When I was all of sixteen, I used to love listening to soundtracks as I was getting ready to go out with friends. A particular favorite was the soundtrack to the movie, “What Women Want.” It was full of those big band sounds so conducive to dancing. I especially love the song, “Something’s Gotta Give” by Dean Martin and the Rat Pack.
I’ve been thinking about this phrase a lot lately in reference to the liturgical seasons. It’s beautiful how the Church’s new year begins in Advent, long before the secular New Year occurs. It is also comforting, because as Catholics we are called to use this time wisely. During Advent, we are called and encouraged to embrace the season of preparation for the gift of Christ’s coming at Christmas. As mothers, we encourage our children to prepare their hearts and souls for this gift, and this season of preparation becomes an integral part of the gift that they will receive. In fact, we all need this gift of preparation, especially (in my life) to avoid getting caught up in comparisons with other families—those with picture-perfect photos and activities.
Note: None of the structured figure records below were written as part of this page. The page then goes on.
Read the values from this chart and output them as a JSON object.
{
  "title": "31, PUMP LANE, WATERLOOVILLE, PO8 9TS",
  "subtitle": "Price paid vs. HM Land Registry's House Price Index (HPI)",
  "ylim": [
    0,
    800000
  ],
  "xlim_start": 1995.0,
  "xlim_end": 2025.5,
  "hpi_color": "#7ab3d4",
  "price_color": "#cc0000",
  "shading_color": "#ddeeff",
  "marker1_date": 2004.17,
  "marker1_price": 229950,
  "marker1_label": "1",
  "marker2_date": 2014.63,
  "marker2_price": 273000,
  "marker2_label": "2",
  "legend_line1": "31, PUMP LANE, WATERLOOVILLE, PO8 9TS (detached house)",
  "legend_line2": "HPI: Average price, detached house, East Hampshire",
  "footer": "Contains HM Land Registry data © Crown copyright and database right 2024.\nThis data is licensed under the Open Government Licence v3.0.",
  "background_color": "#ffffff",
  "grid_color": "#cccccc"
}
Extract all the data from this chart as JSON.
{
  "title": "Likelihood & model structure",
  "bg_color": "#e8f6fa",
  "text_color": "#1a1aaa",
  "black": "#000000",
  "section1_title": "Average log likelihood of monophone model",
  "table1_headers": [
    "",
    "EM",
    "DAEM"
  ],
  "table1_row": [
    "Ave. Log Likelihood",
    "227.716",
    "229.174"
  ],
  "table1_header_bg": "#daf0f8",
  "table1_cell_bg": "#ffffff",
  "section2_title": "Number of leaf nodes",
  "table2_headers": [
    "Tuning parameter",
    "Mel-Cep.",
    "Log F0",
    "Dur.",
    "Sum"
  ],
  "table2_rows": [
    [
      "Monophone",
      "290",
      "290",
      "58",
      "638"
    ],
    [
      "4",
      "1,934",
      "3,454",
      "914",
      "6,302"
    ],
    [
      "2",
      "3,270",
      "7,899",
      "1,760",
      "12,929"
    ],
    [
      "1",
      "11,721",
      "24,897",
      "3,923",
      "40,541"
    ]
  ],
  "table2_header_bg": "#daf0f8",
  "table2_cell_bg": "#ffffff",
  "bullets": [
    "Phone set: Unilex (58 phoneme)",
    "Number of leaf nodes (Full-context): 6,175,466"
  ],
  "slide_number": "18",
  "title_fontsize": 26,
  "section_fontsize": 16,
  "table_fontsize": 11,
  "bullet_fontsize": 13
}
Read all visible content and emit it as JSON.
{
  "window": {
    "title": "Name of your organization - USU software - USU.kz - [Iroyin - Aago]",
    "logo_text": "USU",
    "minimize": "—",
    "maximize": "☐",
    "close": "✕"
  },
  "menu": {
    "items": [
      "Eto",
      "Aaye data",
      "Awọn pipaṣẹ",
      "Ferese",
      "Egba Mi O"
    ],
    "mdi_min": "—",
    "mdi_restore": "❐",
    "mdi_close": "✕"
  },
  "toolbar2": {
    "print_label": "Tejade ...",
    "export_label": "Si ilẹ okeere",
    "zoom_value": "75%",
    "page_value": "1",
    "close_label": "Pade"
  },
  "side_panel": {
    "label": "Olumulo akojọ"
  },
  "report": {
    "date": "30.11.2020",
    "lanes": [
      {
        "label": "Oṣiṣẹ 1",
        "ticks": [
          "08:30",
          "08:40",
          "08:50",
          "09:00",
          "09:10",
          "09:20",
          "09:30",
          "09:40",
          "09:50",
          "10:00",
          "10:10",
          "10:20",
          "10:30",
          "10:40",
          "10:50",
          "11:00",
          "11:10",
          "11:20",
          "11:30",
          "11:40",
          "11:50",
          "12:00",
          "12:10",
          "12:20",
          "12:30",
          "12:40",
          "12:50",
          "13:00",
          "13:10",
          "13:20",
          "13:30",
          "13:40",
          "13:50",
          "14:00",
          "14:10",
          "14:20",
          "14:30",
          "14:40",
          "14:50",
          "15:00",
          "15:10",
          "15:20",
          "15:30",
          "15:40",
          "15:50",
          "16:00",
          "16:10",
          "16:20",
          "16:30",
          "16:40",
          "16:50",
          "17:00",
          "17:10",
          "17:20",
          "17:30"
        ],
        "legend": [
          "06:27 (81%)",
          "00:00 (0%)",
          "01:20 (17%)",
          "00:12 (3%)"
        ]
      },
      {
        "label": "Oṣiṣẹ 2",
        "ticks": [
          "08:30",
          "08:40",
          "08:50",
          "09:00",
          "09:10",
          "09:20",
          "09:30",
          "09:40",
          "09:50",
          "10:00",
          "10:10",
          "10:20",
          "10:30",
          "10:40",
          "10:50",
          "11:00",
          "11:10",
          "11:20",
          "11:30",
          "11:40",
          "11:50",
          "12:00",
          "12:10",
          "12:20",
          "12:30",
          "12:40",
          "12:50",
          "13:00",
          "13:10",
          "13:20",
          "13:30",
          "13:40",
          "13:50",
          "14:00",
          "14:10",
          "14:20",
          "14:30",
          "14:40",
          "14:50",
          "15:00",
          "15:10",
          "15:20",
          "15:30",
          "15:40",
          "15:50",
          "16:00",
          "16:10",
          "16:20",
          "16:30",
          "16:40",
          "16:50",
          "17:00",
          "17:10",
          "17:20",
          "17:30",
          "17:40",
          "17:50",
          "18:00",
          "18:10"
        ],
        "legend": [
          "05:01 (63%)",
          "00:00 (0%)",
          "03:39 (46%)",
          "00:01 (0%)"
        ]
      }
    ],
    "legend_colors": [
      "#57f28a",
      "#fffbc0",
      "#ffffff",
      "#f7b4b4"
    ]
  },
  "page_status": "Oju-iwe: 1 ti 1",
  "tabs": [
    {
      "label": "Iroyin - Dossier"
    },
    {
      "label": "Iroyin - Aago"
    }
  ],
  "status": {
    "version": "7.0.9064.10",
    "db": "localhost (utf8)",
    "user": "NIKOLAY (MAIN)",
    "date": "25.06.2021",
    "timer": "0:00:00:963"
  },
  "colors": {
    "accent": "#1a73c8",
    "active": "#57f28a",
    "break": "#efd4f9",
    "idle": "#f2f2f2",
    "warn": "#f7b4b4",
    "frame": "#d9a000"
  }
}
At Christmas, we celebrate the wonderful, amazing, seemingly impossible gift of our God taking on human flesh for us. Of course, we all have faults or shortcomings we still recognize in ourselves, but we put those aside for now in order to celebrate. I’ve maintained for years that one of the great things about being Catholic is that there is a Christmas season, not just a day. We don’t need to feel the pressure of getting cards out or getting everything done by Dec. 25th because the Church has set aside two weeks to celebrate—from December 25th to about January 6th. Christ keeps giving himself, and we have ample opportunity to embrace that gift.
During this season, we also celebrate the Feast of the Holy Family, when we focus on the unity of mind and heart among Jesus, Mary, and Joseph. And how fitting it is that to close the octave of Christmas, we celebrate the Feast of Mary the Mother of God. We recognize with thanksgiving the great gift she has given us—the gift of our savior—the gift of God among us.
The amazing gift comes down to attempting to achieve the ultimate gift we could receive: the gift of heaven – eternal joy in God’s presence. Achieving heaven is not a goal we can reach on our own. God gives us chances over and over to be purified in Christ—to receive the sacraments, to meditate on the Scriptures, to minister to those in need, and all the other ways to grow in holiness. He keeps giving of himself in order to help us grow. When we think we have reached the end of our rope—that there’s no living up to the comparisons we make, or we have so much regret for things we wish we would have done or wouldn’t have done—that’s when “something’s gotta give.” That “some-thing” is actually “some-one”—and his giving to us never ends.